We believe cyclicals have bottomed for the year and would be cautious on COVID lockdown beneficiaries and bond proxies. Given our assumption of higher bond yields, we recommend reducing equity duration by reducing Tech and increasing cyclicals.

In other words, it is Kolanovic’s view that investors should cut exposure to the widely outperforming tech sector, while raising stakes in economically sensitive companies like energy – something they clearly did today.

His bigger picture view is hardly surprising – it is the same one he has pitched for much of the past years, BTFD and if there is not D just B.
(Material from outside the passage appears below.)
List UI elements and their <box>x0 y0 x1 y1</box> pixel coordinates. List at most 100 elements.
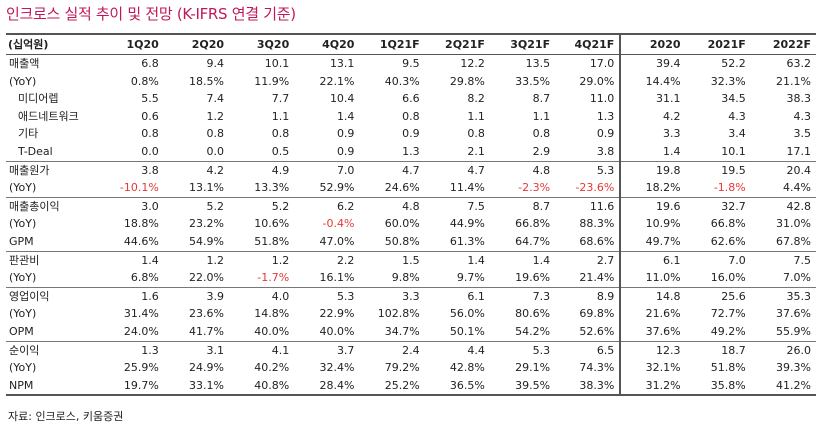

In Equities, we stay bullish as the risks are well-flagged and in some cases overdone, with signs that the Delta variant wave is rolling over and that the China slowdown can be countered with a timely policy pivot. We believe cyclicals have bottomed for the year and would be cautious on COVID lockdown beneficiaries and bond proxies. Given our assumption of higher bond yields, we recommend reducing equity duration by reducing Tech and increasing cyclicals.

While it remains to be seen if Kolanovic’s repeated attempts to time the market’s inflation point will be correct this time, at least one market segment – hedge funds – seem to completely disagree with a key part of the Croat’s call: after 28 straight weeks – the longest stretch since the global financial crisis – hedge funds are no longer net short the Nasdaq.

As Bloomberg wrote earlier today, “the streak broke last week as the 100-member index clocked its 40th record for the year. Hedge funds’ push to buy about 7,000 futures contracts was nothing to write home about, but it tipped the positioning scale to net long for the first time since late February.”

Kolanovic also advised adding to stocks in Japan and emerging markets, saying he has “preference for cyclicals/value via an OW in EM, Japan and Europe vs. the US, and we increase our OWs in EM and Japan this month given their recent underperformance and an anticipated boost in Japan from a political regime change.” I.e., hopes that the transition of PM Suga will lead to another fiscal (or monetary) bomb in Japan which will lead to a continued surge in Japanese stocks.